Конечно, вертикальное положение – не идеальное положение, но оно лучше, чем горизонтальное положение, которое для дерева уж и вовсе не идеал. А где идеал?

У некоторых деревьев замечается стремление к идеалу.

Посмотрите на Рождественское дерево: у него уже многие корни не достают до земли. Правда, с вершиной они пока еще не сровнялись, но уже с землей не имеют ничего общего.

Конечно, не все корни Рождественского дерева порывают с землей, иначе на чем бы держались те, которые с ней порывают? И на чем бы держалась вершина? И вообще, на чем бы держалось это положение, которое пока еще можно считать вертикальным?

И хотя вертикальное положение – тоже не идеальное положение, но оно лучше, чем горизонтальное положение…

А где идеал?

– Уж во всяком случае не там, где корни дерева порывают с землей, где они стараются выйти в вершины…

Послушайте, послушайте! Это говорит дерево Буджум!

– Плохо, когда все чувствуют себя вершинами, хорошо, когда все чувствуют себя корнями.

Так говорит дерево Буджум и имеет право так говорить.

У дерева Буджума корни не рвутся в вершины, но зато вершина не прочь стать корнем.
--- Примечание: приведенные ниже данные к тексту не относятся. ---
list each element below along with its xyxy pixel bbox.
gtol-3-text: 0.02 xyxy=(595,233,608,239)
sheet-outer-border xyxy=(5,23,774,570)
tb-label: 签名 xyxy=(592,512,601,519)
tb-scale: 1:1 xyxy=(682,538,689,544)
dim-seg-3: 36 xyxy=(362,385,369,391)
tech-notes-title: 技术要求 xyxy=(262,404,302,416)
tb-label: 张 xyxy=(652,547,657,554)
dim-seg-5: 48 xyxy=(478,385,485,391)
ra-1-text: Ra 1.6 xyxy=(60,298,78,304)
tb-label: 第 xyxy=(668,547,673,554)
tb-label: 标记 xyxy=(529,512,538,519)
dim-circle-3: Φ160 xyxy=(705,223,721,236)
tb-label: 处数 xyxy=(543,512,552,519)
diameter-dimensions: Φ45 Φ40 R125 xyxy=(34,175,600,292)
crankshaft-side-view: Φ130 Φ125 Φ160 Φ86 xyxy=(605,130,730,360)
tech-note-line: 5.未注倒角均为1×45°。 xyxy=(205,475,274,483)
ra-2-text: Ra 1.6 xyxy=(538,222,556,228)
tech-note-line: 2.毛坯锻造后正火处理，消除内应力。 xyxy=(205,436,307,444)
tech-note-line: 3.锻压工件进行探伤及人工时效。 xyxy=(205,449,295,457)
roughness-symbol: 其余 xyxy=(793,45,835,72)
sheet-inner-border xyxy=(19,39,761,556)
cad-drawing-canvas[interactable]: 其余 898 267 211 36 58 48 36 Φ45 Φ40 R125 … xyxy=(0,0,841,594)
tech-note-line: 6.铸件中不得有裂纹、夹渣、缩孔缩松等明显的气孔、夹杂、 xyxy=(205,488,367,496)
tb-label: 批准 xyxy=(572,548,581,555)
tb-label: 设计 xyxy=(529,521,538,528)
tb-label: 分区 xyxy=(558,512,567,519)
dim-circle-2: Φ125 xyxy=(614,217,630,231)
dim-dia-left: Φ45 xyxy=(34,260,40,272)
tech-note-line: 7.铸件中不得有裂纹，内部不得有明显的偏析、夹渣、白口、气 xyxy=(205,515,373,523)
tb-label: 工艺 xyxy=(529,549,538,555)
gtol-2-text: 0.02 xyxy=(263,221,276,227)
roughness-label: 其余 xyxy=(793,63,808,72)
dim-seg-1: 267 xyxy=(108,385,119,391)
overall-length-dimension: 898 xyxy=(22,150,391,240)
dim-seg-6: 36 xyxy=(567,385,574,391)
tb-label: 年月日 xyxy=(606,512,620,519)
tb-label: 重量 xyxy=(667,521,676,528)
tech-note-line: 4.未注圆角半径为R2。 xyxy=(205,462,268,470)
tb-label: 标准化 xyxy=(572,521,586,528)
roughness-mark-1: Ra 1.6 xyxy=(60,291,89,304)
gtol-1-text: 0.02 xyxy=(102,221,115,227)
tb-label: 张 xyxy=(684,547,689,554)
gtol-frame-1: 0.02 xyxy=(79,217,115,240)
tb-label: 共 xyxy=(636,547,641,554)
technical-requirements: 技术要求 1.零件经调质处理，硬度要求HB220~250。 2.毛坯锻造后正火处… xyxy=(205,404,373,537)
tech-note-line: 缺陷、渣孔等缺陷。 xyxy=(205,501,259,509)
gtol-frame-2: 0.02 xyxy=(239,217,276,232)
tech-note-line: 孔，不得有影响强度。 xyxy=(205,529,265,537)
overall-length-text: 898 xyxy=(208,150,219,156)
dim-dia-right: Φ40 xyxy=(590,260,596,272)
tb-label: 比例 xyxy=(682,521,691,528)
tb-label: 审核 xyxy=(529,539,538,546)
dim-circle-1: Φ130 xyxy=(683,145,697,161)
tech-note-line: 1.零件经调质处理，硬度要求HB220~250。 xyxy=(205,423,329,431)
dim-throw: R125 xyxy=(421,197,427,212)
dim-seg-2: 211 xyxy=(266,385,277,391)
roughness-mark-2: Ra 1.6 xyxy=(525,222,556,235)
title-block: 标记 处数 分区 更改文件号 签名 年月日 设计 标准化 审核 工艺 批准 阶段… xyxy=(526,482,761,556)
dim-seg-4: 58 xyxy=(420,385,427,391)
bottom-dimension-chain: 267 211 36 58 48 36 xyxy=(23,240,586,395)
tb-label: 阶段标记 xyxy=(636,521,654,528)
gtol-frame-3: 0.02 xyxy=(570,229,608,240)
Она делает это просто и без всякого сожаления: наклоняется вниз, углубляется в землю, и у Буджума оказывается два корня, которые кормят его с двух сторон.

Здесь каждый корень чувствует себя вершиной, не порывая с землей. И вершина чувствует себя корнем, оставаясь вершиной.

ГОРДОЕ ДЕРЕВО ОМБУ

Посмотрите на Омбу: вот кто совсем не меняется. Каким вы знали его в прошлом веке и каким знали его в позапрошлом веке, таким вы знаете его и сейчас. Помните, вы еще были подростками и даже вовсе ростками, а он уже красовался своей выправкой и развесистой кроной…

Да, Омбу стар, но он умеет поддерживать молодость. Даже когда у него внутри все состарится, внешне он выглядит на зависть всем нам. И огонь его не берет, и ураганы его не ломают.

Говорят, что Омбу бессмертный, что все его родственники давно поумирали и теперь он не умирает, потому что ему некого оставить после себя. Но вы не верьте этому. Омбу живет один, потому что он предпочитает гордое одиночество, и ни одного родственника он к себе не подпустит ближе, чем на несколько километров.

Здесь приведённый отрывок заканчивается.